Dans le système de grade traditionnel, le maître délivre les grades, de façon autonome, et ainsi harmonise la vie sociale de la petite unité qu’est le ryu (l’école). Nous sommes dans un fonctionnement fédéral où le système des grades est organisé par une commission (CSDGE) au sein de l’Union des Fédérations d’Aïkido (UFA).

Les grades appartiennent à deux catégories : les grades kyu et les grades dan. Les kyu sont présentés dans le dojo de pratique, les dan en session régionale ou nationale. Ils sont délivrés à l’issue d’une évaluation. La mise en situation (en binôme) consiste en une interrogation où attaques et techniques sont réalisées.
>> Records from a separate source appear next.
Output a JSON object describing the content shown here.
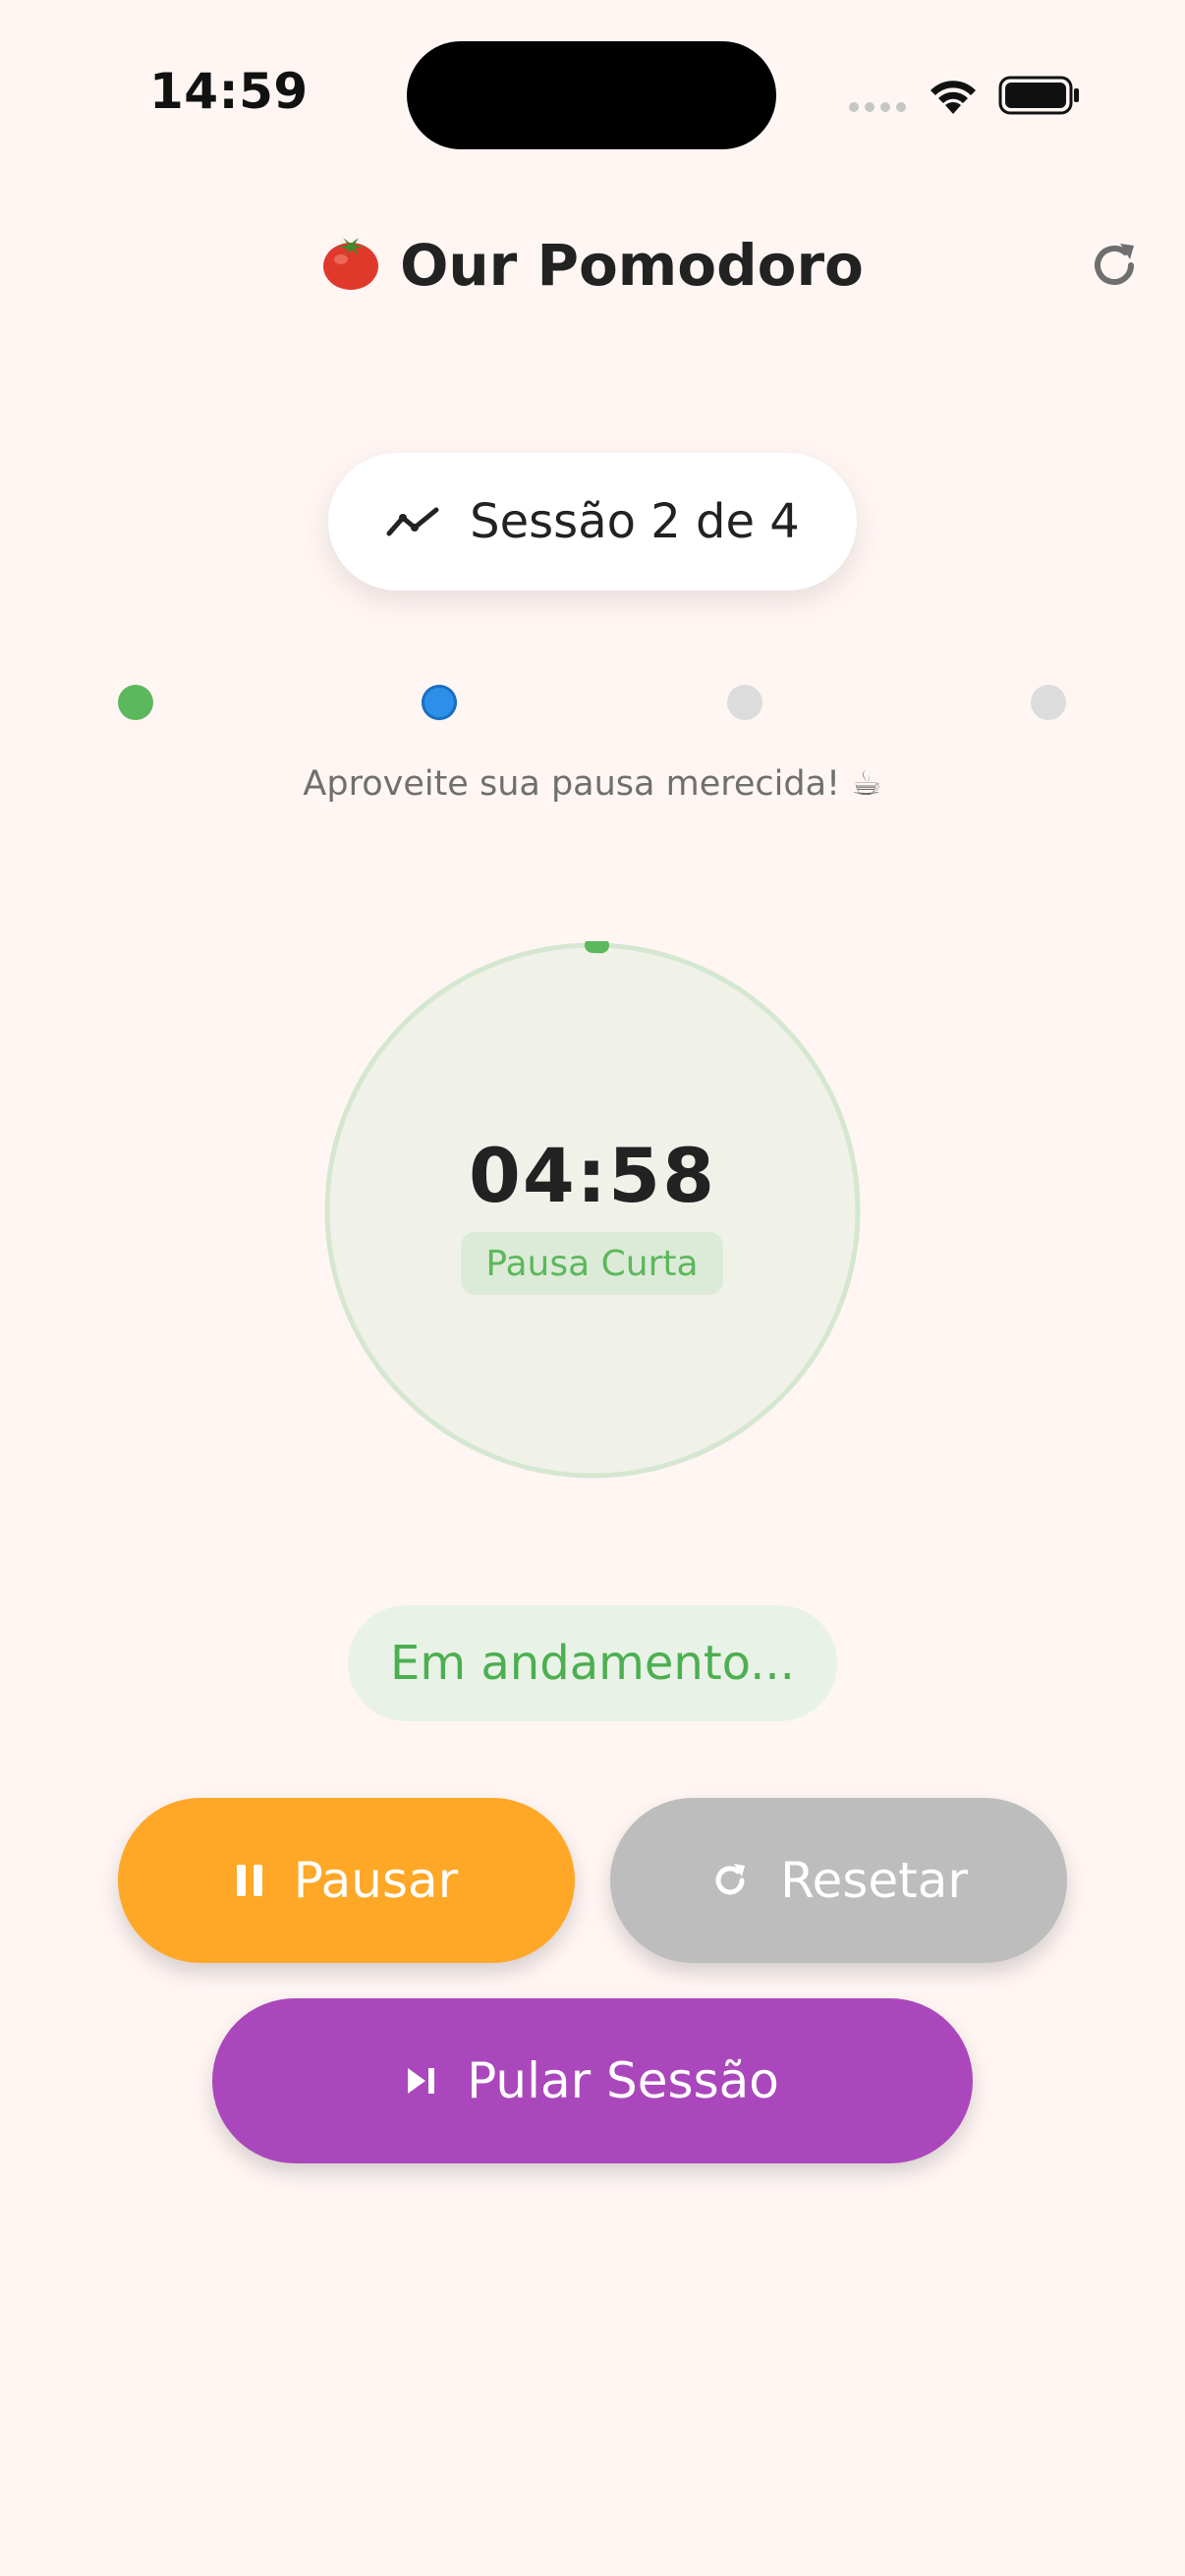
{
  "status_bar": {
    "time": "14:59"
  },
  "header": {
    "title": "Our Pomodoro",
    "logo_icon": "tomato-icon",
    "refresh_icon": "refresh-icon"
  },
  "session": {
    "label": "Sessão 2 de 4",
    "icon": "trending-line-icon",
    "current": 2,
    "total": 4,
    "dot_colors": [
      "#5cb85c",
      "#2c90e8",
      "#dcdcdc",
      "#dcdcdc"
    ]
  },
  "motivation": "Aproveite sua pausa merecida! ☕",
  "timer": {
    "time": "04:58",
    "mode": "Pausa Curta",
    "accent_color": "#5cb85c"
  },
  "status": "Em andamento...",
  "buttons": {
    "pause": {
      "label": "Pausar",
      "icon": "pause-icon",
      "color": "#ffa726"
    },
    "reset": {
      "label": "Resetar",
      "icon": "refresh-icon",
      "color": "#bdbdbd"
    },
    "skip": {
      "label": "Pular Sessão",
      "icon": "skip-next-icon",
      "color": "#ab47bc"
    }
  }
}
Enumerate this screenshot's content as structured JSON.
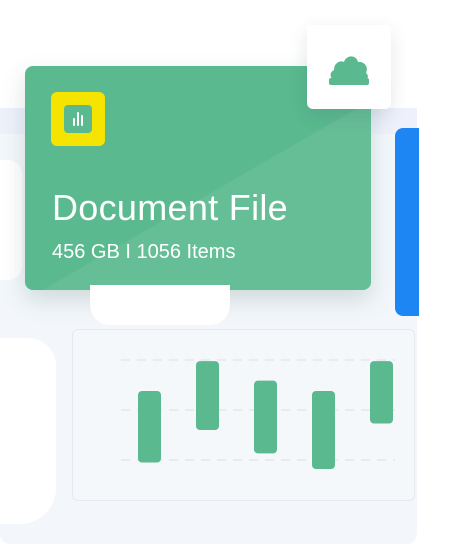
{
  "document_card": {
    "title": "Document File",
    "subtitle": "456 GB I 1056 Items",
    "badge_icon": "bar-chart-icon",
    "card_color": "#5ab98e",
    "badge_color": "#f5e300"
  },
  "upload_tile": {
    "icon": "cloud-upload-icon",
    "icon_color": "#5ab98e"
  },
  "accent": {
    "blue": "#1e86f2"
  },
  "chart_data": {
    "type": "bar",
    "bar_color": "#5ab98e",
    "grid": true,
    "series": [
      {
        "ranges": [
          [
            0.15,
            0.7
          ],
          [
            0.4,
            0.93
          ],
          [
            0.22,
            0.78
          ],
          [
            0.1,
            0.7
          ],
          [
            0.45,
            0.93
          ]
        ]
      }
    ]
  }
}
L’absence de compétition permet à l’issue de la prestation l’admission des deux candidats ou leurs refus ; l’admission ou le refus de l’un ou de l’autre.

Le passage de grade informe sur la connaissance formelle des techniques, sur la mise en œuvre des principes de bases, sur les qualités physiques, sur les aptitudes mentales et émotionnelles à gérer une situation martiale. En aïkido, ces grades sont des repérages de niveau plus qu’un positionnement absolu : le nouvel arrivant dans un dojo a le niveau de mokyu, l’enseignant prend le nom en japonais de senseï ce qui signifie littéralement celui qui est devant, il s’agit d’un work in progress.